Powered By Blogger

2 Kasım 2022 Çarşamba

 

PİANO PİANO BACAKSIZ (1990) 



Senaryo ve Yönetmen: Tunç Başaran (Kemal Demirel'in "Evimizin İnsanları" isimli kitabından uyarlama) Görüntü Yönetmeni: Colen Molinier Müzik: Can Kozlu Yapım: Çiçek Film/Arif Keskiner, Jale Onanç Editör: Veli Akbaşlı, Kurgu: Veli Akbaşlı, Yardımcı Yönetmen: Jale Başaran, Kamera Asistanı: Kemal Şanlı, Negatif Kurgu: Tamer Eşkazan, Film Baskı: Ayhan Şen, Uğur Orbay, Işık Şefi: Nezir Yücel, Berzan Yücel, Ses Kayıt: Tuncer Aydınoğlu, Seslendirme Yönetmeni: Erhan Yazıcıoğlu,

Oyuncular: Rutkay Aziz (Kerim), Emin Sivas (Kemal), Serap Aksoy (Kamile), Ayşegül Ünsal (Feriha), Yaman Okay (Hızır), Taner Barlas (Senayi), Yalçın Güzelce (Hasan), Meral Çetinkaya (Münevver), Özcan Özgür (Abdurrahman), Suna Selen (Sıdıka), Meriç Başaran (Ulviye), Cemal San, Sabriye Kara (Asiye), Müşfik Kenter (Büyük Kemal), Menderes Samancılar (Tevfik), Mustafa Göçmen

KONU: 1940'lı yıllarda 'dışarıda' Dünya Savaşı tüm hızıyla sürerken, İstanbul'daki eski bir konağın odalarında yaşayan yoksul ailelerin sıcacık öyküsü. Sıkıntı diz boyudur, ekmek karneye bağlanmıştır ama kahramanlarımız gene de güler yüzlü ve umutludur, çünkü her birinin geleceğe ilişkin düşleri vardır. O iyi insanlar ve yaşadıkları, sekiz dokuz yaşlarındaki bir çocuğun gözünden aktarılır.
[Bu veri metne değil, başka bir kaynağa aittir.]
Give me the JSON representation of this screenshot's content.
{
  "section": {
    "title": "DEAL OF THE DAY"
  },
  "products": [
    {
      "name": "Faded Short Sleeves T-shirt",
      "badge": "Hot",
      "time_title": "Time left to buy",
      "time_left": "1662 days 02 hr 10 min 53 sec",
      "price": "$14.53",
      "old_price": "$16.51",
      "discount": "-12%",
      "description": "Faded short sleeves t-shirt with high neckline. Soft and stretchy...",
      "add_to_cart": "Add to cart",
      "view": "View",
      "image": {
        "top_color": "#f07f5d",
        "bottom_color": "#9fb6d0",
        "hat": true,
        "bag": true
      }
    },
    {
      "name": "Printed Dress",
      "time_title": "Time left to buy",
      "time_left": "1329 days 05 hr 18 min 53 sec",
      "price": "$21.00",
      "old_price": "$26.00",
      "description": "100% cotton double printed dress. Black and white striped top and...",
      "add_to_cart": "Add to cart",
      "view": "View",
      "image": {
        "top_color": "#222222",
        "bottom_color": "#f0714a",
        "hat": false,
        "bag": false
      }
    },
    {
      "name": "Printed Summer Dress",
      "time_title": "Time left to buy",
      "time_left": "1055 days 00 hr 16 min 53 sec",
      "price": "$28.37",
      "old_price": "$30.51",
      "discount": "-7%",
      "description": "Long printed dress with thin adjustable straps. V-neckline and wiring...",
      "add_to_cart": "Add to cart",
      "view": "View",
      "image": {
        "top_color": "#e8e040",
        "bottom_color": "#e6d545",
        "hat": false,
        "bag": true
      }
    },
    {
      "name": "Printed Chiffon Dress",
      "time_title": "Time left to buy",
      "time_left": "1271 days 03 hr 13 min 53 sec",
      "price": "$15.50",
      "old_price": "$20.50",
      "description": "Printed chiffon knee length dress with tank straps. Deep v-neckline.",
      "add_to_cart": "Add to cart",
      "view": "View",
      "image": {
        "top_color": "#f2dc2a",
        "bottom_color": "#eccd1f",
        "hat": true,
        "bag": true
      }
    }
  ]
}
Tunç Başaran'ın "Uçurtmayı Vurmasınlar"m ardından bir kez daha büyüklerin dünyasını anlamaya çalışan bir çocuğu başköşeye oturttuğu "Piano Piano Bacaksız", Kemal Demirel'in 1985'te yayımlanan "Evimizin İnsanları" adlı romanından uyarlama.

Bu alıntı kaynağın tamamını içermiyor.